WASHINGTON, April 21, 2016 – Very short column today. Trading action in U.S. markets was so strange today that it defied a meaningful description. Volume was anemic, evidence of a decided lack of enthusiasm even by the permabulls. Is this market worried that the Fed may surprise and jack interest rates in June? Too early, perhaps, to say.
Former tech darlings continue to get hit, including Google and Microsoft. Precious metals want to really rally, but except for silver, they always seem to pull back. And spinmeisters continue to use economic numbers to lie.
Today we heard the “good news” that the U.S. just reported the lowest number ever (since records were kept) of unemployment applicants. What they didn’t tell you was that this “low” number is simply due to the fact that most unemployed and underemployed Americans—still roughly 10 percent of the workforce according to the more accurate U-6 unemployment numbers—have long since exhausted their unemployment benefits and can’t apply any more.
So as these long-term unemployed Americans drop off the official unemployment rolls, they are no longer counted as unemployed. Worse, their absence from the government’s official count is now creating the impression of a really robust economy, when, as any worker outside Washington, D.C. will tell you, this economy is anything but.
Further evidence comes from a different place, namely, Sears Holdings (symbol: SHLD), which owns Sears and KMart stores nationwide and announced that a goodly number of them will be shuttered by some time in July.
Once robust Sears stores have been poorly managed for years, but also suffer from a confusing consumer image as well as a baffling, longstanding inability to transist a once robust nationwide catalogue sales operation to the e-commerce model.
The result: declining foot traffic.
That’s not only a problem at Sears. It has long plagued traditionally cut-price chain KMart stores whose generally low-income demographic increasingly prefers nicer Walmart stores and dollar stores where goods are plentiful and where shelves, floors, lighting and personnel don’t look like crap. I still pick up the occasional really good bargain at a local KMart.
But every time I go into that building, I get depressed with the dismal atmosphere and the pervading sense of failure that permeates everything within. In today’s competitive retail environment, that’s not going to cut it. And this particular store is one of the better ones.

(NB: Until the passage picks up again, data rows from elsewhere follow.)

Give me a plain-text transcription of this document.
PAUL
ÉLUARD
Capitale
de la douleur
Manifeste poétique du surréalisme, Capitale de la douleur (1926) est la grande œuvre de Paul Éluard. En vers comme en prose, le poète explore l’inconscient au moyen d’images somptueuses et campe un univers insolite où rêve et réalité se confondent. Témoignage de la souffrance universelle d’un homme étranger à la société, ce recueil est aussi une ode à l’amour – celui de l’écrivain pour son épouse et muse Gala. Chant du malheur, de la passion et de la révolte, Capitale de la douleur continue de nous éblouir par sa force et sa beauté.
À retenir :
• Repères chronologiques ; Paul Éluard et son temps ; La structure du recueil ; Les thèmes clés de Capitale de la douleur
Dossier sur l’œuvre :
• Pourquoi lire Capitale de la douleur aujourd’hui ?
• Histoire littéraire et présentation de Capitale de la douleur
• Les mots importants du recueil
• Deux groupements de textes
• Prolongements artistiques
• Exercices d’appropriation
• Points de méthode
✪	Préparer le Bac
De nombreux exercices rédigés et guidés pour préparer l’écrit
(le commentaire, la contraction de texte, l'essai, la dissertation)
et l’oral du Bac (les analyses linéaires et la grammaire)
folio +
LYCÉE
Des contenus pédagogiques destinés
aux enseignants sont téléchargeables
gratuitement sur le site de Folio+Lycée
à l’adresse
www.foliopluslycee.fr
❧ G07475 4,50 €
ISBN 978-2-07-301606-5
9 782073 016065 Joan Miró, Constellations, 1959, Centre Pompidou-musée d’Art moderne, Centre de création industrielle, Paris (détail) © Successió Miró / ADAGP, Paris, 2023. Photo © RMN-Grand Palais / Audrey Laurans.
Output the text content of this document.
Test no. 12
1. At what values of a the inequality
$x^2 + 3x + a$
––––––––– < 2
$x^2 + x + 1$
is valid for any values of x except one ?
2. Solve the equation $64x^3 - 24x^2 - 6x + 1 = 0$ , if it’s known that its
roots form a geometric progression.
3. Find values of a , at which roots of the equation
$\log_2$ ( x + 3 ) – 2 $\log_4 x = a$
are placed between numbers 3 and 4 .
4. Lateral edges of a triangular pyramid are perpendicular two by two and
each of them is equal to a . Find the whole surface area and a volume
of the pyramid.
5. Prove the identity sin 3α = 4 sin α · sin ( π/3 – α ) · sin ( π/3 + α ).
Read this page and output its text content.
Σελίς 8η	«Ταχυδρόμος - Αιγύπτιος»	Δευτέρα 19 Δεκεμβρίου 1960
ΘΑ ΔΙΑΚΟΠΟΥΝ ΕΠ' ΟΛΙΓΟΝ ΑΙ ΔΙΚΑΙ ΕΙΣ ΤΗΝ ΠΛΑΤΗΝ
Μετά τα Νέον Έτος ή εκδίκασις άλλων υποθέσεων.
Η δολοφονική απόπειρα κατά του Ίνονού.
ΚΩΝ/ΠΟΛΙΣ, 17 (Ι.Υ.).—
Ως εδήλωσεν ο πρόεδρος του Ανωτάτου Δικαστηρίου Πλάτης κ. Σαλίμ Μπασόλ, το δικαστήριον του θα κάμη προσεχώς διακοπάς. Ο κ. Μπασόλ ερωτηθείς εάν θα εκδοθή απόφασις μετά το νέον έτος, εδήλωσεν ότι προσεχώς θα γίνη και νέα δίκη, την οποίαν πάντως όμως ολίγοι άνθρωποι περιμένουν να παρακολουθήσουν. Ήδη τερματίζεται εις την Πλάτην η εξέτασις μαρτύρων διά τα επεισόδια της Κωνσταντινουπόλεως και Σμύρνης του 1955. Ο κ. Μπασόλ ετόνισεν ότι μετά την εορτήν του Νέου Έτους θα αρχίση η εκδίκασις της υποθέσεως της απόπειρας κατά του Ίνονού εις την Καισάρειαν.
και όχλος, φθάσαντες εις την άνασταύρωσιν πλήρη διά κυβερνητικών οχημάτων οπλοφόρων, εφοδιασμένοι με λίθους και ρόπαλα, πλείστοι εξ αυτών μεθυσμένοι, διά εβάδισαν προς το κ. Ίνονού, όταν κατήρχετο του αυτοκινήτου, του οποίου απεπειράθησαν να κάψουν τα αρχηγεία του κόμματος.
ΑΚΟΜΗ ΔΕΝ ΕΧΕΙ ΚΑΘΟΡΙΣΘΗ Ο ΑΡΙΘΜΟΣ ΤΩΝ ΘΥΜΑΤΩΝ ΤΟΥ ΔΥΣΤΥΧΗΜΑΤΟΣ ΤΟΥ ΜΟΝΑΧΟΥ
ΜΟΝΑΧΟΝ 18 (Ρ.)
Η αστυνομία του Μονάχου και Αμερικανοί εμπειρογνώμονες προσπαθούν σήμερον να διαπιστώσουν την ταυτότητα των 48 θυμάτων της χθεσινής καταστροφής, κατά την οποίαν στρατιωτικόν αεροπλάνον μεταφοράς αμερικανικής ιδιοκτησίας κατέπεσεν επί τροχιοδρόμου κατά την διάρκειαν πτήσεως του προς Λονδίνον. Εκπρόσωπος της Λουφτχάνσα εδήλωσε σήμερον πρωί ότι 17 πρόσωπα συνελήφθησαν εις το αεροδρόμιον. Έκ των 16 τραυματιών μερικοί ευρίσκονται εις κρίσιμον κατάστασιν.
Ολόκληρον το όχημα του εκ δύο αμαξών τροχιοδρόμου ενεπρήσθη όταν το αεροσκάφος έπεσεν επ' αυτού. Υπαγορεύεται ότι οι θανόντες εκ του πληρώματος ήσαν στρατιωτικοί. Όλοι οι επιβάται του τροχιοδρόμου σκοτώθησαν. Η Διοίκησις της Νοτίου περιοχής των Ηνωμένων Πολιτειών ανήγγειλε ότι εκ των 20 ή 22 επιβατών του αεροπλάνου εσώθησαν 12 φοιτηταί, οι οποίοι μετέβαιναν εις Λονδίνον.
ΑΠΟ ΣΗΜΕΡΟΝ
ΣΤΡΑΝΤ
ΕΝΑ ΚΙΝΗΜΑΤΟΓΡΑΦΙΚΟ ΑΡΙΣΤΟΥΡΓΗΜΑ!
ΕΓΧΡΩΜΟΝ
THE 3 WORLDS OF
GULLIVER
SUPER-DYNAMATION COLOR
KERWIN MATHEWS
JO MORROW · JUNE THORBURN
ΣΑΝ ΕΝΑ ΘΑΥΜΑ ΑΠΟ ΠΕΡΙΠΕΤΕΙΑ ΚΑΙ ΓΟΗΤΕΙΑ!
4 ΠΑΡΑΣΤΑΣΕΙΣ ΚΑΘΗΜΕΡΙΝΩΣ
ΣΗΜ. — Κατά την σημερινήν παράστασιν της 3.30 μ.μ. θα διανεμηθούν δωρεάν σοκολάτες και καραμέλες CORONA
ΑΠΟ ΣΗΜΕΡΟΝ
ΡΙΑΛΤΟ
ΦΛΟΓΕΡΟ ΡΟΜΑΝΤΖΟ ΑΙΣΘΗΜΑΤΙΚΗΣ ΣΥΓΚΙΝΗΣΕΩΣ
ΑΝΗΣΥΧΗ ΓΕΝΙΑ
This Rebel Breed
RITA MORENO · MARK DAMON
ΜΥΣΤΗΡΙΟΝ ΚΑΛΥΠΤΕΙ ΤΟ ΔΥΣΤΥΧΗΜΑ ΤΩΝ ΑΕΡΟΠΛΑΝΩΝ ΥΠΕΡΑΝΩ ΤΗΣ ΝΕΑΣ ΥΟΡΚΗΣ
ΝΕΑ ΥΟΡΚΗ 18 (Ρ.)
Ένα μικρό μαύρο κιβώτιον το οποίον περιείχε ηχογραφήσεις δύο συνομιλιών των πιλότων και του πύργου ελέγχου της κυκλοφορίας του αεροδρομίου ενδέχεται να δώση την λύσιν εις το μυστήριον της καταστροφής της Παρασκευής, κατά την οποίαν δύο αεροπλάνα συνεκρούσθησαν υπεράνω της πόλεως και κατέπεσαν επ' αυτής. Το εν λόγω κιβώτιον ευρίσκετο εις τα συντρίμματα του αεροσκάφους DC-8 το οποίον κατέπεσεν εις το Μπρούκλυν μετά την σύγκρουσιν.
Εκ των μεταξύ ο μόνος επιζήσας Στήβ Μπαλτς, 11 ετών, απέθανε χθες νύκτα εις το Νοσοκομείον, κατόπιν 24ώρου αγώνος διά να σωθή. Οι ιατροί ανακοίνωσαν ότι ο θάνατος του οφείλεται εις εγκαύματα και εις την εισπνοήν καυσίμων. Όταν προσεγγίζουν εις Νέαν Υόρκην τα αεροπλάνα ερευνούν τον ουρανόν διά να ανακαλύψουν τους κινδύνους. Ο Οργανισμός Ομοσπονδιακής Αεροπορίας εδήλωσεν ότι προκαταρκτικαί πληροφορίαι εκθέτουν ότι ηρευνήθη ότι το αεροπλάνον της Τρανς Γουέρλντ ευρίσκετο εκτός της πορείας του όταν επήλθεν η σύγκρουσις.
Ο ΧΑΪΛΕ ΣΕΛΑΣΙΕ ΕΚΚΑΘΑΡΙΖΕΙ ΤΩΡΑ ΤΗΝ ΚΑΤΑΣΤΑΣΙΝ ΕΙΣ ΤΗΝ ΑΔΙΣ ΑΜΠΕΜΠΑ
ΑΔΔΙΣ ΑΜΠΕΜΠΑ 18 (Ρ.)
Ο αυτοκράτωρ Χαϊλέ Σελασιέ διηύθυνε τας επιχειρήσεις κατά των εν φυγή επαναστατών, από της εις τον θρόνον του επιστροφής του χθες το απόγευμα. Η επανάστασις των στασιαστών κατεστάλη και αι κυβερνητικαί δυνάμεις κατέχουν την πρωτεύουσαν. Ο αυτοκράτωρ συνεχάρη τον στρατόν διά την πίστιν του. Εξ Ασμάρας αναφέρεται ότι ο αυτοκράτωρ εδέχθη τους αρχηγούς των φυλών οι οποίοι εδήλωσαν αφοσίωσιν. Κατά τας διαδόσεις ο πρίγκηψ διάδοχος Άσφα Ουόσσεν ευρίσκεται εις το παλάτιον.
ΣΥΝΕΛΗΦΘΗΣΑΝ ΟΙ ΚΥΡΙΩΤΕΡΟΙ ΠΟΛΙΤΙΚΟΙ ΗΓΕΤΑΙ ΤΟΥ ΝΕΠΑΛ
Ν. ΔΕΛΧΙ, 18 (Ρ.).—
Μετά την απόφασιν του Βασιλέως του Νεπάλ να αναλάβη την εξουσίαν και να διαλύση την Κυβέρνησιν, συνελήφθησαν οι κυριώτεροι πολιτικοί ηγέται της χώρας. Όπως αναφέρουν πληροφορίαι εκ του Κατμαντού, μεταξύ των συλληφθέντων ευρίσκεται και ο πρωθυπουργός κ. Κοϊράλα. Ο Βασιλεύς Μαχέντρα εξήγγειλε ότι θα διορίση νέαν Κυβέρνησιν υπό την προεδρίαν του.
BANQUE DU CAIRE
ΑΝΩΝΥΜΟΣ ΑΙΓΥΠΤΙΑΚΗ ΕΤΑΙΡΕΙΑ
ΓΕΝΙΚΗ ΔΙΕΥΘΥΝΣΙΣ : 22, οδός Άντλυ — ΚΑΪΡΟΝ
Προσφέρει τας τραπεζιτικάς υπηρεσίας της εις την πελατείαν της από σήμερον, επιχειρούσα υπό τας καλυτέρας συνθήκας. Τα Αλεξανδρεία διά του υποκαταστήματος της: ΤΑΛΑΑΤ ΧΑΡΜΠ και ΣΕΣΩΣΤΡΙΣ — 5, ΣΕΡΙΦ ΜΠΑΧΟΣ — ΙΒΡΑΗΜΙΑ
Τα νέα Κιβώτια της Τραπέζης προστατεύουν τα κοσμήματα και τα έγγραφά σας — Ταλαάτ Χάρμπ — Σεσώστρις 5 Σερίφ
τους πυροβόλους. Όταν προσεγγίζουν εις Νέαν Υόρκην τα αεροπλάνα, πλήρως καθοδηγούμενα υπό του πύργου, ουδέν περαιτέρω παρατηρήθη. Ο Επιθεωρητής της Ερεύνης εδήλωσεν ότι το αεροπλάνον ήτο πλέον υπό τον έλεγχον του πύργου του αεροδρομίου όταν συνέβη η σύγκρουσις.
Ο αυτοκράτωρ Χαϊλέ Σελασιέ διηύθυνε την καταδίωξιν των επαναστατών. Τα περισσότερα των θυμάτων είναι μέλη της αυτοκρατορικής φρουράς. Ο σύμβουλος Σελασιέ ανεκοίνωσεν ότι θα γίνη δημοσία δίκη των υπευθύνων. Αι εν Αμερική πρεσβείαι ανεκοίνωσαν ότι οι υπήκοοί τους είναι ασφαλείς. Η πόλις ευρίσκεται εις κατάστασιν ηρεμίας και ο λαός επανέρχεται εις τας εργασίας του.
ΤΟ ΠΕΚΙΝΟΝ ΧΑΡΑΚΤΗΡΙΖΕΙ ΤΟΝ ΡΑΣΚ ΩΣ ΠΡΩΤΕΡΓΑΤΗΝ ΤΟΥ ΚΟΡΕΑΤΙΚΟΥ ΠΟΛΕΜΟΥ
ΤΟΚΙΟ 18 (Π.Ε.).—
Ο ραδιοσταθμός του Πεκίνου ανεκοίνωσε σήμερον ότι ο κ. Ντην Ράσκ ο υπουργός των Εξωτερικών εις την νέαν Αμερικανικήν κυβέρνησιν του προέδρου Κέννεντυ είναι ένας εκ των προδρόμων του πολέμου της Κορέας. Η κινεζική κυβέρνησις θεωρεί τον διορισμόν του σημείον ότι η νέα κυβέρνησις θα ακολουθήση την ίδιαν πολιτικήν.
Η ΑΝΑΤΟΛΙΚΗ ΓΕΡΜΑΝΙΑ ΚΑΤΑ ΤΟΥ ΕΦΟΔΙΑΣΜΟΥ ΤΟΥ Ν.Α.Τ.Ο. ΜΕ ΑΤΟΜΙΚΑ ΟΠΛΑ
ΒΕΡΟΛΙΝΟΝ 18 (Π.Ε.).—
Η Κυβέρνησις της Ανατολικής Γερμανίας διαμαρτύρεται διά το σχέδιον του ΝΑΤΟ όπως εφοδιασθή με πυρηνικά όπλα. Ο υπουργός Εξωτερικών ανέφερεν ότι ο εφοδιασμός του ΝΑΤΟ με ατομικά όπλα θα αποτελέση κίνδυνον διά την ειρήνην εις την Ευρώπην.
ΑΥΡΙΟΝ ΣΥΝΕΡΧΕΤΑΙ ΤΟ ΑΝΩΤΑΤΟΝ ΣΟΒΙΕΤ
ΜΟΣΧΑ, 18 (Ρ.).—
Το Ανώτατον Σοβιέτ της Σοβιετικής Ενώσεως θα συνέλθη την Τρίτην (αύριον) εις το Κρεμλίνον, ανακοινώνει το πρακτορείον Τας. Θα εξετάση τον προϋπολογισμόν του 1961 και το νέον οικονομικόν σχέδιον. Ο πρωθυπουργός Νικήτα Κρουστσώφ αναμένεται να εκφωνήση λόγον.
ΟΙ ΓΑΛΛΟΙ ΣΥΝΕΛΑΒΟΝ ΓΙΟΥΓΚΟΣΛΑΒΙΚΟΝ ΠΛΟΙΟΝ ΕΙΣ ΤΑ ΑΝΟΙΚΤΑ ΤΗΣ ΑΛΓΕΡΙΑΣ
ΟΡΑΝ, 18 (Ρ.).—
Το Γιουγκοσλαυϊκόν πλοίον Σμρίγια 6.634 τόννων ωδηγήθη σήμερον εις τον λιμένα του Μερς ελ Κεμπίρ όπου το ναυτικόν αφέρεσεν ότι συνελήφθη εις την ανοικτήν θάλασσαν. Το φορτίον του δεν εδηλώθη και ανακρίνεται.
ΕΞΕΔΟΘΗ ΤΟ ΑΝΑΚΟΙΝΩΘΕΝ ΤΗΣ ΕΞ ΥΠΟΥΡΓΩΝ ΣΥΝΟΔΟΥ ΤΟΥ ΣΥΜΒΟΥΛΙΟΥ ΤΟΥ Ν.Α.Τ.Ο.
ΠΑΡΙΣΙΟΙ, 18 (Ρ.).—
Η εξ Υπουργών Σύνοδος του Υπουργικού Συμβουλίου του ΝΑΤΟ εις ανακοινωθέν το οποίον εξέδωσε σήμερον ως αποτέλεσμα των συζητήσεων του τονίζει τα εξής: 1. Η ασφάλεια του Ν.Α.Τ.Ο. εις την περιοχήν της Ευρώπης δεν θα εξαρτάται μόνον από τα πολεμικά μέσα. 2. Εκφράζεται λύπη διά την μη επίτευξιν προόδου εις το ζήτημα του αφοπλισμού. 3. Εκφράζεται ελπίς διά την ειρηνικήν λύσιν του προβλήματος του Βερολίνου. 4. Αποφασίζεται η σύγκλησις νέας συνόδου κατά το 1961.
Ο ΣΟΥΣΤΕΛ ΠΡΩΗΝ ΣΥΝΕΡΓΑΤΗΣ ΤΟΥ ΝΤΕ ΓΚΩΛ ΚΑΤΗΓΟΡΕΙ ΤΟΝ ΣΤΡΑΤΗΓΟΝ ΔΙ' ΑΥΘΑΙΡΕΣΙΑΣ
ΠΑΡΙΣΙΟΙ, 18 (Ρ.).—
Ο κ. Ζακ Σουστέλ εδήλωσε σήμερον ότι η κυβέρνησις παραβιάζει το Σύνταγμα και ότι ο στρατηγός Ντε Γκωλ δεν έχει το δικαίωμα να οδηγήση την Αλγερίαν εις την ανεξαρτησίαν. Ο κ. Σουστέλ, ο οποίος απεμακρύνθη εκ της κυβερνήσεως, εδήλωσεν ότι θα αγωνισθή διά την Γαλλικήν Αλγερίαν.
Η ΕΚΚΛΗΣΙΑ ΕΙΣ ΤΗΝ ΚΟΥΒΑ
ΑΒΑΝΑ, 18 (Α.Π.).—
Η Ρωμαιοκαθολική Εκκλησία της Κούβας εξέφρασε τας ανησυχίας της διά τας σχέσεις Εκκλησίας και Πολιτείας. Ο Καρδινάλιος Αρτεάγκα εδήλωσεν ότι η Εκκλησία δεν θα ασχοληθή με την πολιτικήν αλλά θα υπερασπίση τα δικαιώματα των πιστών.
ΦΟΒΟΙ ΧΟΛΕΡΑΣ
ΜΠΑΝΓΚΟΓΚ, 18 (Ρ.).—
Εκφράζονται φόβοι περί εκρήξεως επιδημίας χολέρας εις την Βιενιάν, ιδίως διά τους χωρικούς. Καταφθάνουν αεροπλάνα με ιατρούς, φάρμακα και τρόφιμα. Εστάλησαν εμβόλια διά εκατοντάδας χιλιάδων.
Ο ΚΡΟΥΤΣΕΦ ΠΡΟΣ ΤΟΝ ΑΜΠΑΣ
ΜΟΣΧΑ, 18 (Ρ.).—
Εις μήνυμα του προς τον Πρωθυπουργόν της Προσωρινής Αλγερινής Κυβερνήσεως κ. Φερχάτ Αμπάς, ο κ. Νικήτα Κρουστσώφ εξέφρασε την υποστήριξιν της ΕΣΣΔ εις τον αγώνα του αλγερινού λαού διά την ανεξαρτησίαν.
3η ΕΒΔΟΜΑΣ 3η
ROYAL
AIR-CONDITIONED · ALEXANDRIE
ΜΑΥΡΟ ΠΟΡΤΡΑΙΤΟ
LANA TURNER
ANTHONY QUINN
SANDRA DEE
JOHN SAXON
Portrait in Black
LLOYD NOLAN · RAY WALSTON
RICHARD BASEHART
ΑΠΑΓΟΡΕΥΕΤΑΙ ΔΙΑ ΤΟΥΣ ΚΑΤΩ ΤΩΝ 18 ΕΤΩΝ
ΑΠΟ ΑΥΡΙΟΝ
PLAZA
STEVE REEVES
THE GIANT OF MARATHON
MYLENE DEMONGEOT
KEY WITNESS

At any rate, by mid-summer, 10 Sears stores will be no more, along with a whopping 68 KMarts whose blue-lights, if any are left, will go out for good in locales across the country. You really get the feeling that current owner and hedge fund genius Eddie Lampert is just phoning it in, waiting to close that entire enterprise down to sell off the real estate, which is probably why he bought the two chains anyway. What a cynical waste of two retailers that were once American icons.
Today’s trading tips
After reporting relatively poor earnings numbers (which were largely expected), one of our vulture capitalist pick hits, Blackstone (BX) took a hit. So we sold off the shares for a tiny profit, as opposed to the big one we took only a month ago when we sold off our first position. We’ll get back in once again when the boys stop beating it up.
We figured there’d be at least one more quarterly hit until BX could start cranking its cash stash to bulk up on new acquisitions again. But in this uncertain environment, that’s apparently happening a bit slower than we thought it would.
Aside from that, we’ve been slowly selling minor positions that no longer seem to make sense, which is getting us down to a rather undiversified portfolio of term preferred stocks and good old oil tanker MLP Teekay Tankers (TNK) which keeps trying to break out.